Basta dire social

27 Marzo 2012 di Stefano Olivari

di Stefano Olivari
Google è ormai di fatto il motore unico di ricerca del mondo, con buona pace di Yahoo, Baidu, Bing (il più amato dai professionisti del product placement, che ai tempi gloriosi del J&B in ogni film italiano si chiamava marchetta) e di altri minori, con quasi l’85% delle ricerche effettuate in tutto il pianeta. Però viene percepito come ‘vecchio’, per motivi che francamente ci sfuggono, dai cosiddetti investitori e dagli stessi dirigenti di Google. Che non a caso hanno puntato moltissimo su Google+, il social network lanciato 9 mesi fa e adesso arrivato a 100 milioni di utenti dopo una serie di ritocchi del prodotto rispetto alla versione iniziale.
Una bella cifra, anche al netto del nostro scetticismo nei confronti di questo tipo di annunci per cui sono impossibili da verificare sia i numeri reali che soprattutto l’utilizzo e la ‘centralità’ nelle nostre vite. Perché se è vero che effettuiamo quasi ogni ricerca attraverso Google, è altrettanto vero che a Google+ ci siamo iscritti quasi per inerzia: siamo stati inseriti nelle cerchie di alcuni nostri amici o conoscenti, ma lì ci siamo fermati. Non interagiamo, come del resto non lo facciamo con il nostro account ‘in sonno’ (come certi massoni) di Facebook e chissà quanti altri generatori di password e di perdite di tempo, da LinkedIn in giù. Detto questo, è vero che Google+ è ormai molto utilizzato da aziende e personaggi pubblici con particolare riferimento alle interazioni video. Rispetto a Facebook il problema non è solo di numeri (800 milioni contro 100, volendo credere a tutti), ma di immagine: il ‘tutti sono su Facebook e quel tale di sicuro lo troverò’ ancora non si applica a Google+ e forse mai si applicherà. Concludendo?

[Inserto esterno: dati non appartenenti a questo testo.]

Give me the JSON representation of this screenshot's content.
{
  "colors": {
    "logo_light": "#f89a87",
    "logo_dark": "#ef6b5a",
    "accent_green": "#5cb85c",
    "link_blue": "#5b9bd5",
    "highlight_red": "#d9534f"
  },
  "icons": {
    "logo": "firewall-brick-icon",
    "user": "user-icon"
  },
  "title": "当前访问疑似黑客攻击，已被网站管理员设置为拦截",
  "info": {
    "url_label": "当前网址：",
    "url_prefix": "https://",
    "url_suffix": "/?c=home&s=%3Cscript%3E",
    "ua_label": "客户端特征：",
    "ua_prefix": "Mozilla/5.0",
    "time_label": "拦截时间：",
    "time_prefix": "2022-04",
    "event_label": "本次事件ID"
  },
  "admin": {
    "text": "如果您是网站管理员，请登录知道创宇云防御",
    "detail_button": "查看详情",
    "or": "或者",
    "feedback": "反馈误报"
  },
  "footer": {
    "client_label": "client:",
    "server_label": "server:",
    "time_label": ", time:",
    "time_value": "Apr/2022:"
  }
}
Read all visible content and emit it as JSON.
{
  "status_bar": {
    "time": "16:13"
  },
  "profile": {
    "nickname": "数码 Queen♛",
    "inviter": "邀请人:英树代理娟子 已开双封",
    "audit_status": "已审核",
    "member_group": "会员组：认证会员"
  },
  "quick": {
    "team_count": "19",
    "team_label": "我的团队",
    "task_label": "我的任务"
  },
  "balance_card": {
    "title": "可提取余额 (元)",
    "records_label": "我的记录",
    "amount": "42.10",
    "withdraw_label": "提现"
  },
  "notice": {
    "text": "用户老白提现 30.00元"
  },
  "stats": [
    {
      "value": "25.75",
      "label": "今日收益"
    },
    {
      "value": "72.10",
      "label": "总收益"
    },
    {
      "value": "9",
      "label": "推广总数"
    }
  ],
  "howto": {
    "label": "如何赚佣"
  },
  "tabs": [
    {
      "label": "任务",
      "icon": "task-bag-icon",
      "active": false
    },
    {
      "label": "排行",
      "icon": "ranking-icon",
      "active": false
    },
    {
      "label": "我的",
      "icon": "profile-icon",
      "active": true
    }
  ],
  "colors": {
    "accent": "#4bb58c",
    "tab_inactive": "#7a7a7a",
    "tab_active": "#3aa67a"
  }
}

L’azienda di Mountain View non segue uno dei primi comandamenti dei tanti mental coach che si aggirano per aziende e club sportivi, che suona più o meno così: migliora i tuoi punti di forza, abbandona le aree di debolezza (con parole nostre: chi rimane a metà del guado è morto). L’immediatezza di Google come motore di ricerca, attorno a cui costruire un sistema coerente di prodotti ‘necessari’ (da Gmail all’acquisito YouTube, dai traduttori alle mappe, eccetera), mal si concilia con la connotazione cazzeggiatrice di un social network ben sintetizzata dalla tremenda timeline di Facebook in cui si vede uno sconosciuto (ma ufficialmente nostro ‘amico’) stringere amicizia con una sconosciuta o commentare le sue foto del mare. Quando usiamo Google abbiamo insomma il piacere di interagire con una macchina, non con nostri simili, anche se è difficile spiegarlo a chi ha interiorizzato il mantra ‘il futuro è social’ e te lo spara fuori ogni due frasi.